Michael David, it is a mathematical certainty that Earth cannot support an infinite population of squirrels, elephants, humans, salmon, fungi, condors, oak trees, or any other species. At some point all species reach ZPG --zero population growth – although most bounce around in some zone of equilibrium, rising and falling as food supply varies from year to year. Humans too will reach equilibrium, I hope with as little suffering as possible.
Look at oil demand this way (calculated by Doug50):
It’s estimated the current world uses 1000 barrels of oil per second, or 1000 bbl x 86,400 seconds in one day = 86,400,000 bbl of oil used by the world in one day.

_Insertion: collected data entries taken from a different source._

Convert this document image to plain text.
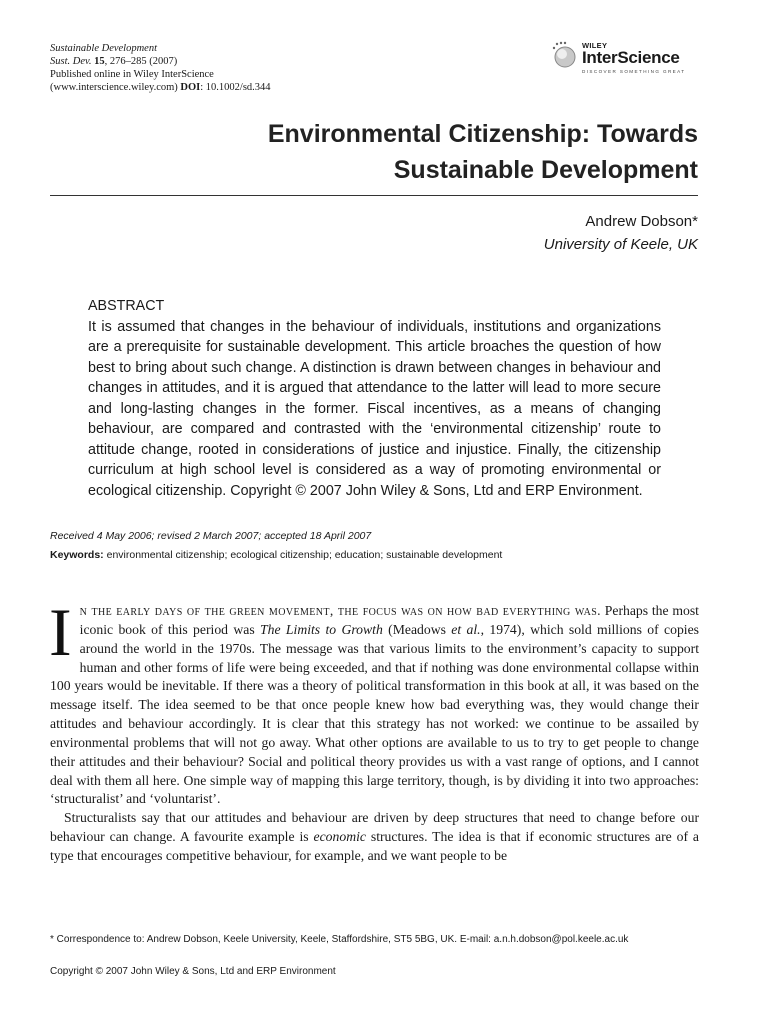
Sustainable Development
Sust. Dev. 15, 276–285 (2007)
Published online in Wiley InterScience
(www.interscience.wiley.com) DOI: 10.1002/sd.344
WILEY
InterScience
DISCOVER SOMETHING GREAT
Environmental Citizenship: Towards
Sustainable Development
Andrew Dobson*
University of Keele, UK
ABSTRACT
It is assumed that changes in the behaviour of individuals, institutions and organizations are a prerequisite for sustainable development. This article broaches the question of how best to bring about such change. A distinction is drawn between changes in behaviour and changes in attitudes, and it is argued that attendance to the latter will lead to more secure and long-lasting changes in the former. Fiscal incentives, as a means of changing behaviour, are compared and contrasted with the ‘environmental citizenship’ route to attitude change, rooted in considerations of justice and injustice. Finally, the citizenship curriculum at high school level is considered as a way of promoting environmental or ecological citizenship. Copyright © 2007 John Wiley & Sons, Ltd and ERP Environment.
Received 4 May 2006; revised 2 March 2007; accepted 18 April 2007
Keywords: environmental citizenship; ecological citizenship; education; sustainable development

I n the early days of the green movement, the focus was on how bad everything was. Perhaps the most iconic book of this period was The Limits to Growth (Meadows et al., 1974), which sold millions of copies around the world in the 1970s. The message was that various limits to the environment’s capacity to support human and other forms of life were being exceeded, and that if nothing was done environmental collapse within 100 years would be inevitable. If there was a theory of political transformation in this book at all, it was based on the message itself. The idea seemed to be that once people knew how bad everything was, they would change their attitudes and behaviour accordingly. It is clear that this strategy has not worked: we continue to be assailed by environmental problems that will not go away. What other options are available to us to try to get people to change their attitudes and their behaviour? Social and political theory provides us with a vast range of options, and I cannot deal with them all here. One simple way of mapping this large territory, though, is by dividing it into two approaches: ‘structuralist’ and ‘voluntarist’.

Structuralists say that our attitudes and behaviour are driven by deep structures that need to change before our behaviour can change. A favourite example is economic structures. The idea is that if economic structures are of a type that encourages competitive behaviour, for example, and we want people to be

* Correspondence to: Andrew Dobson, Keele University, Keele, Staffordshire, ST5 5BG, UK. E-mail: a.n.h.dobson@pol.keele.ac.uk
Copyright © 2007 John Wiley & Sons, Ltd and ERP Environment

86,400,000bbl / 15428bbl = 5,600 Olympic sized pools of oil used each day.
5,600 pools x 365 days in a year = 2,044,000 Olympic sized pools of oil is use by the world in one year.
At present we have no plan for how to replace this volume of oil to support 6.7 billion people. We are now at peak production, and it would seem we must either find some source to replace the energy that will no longer be available when this oil disappears, or reduce our usage accordingly over the coming decades. Can we do it?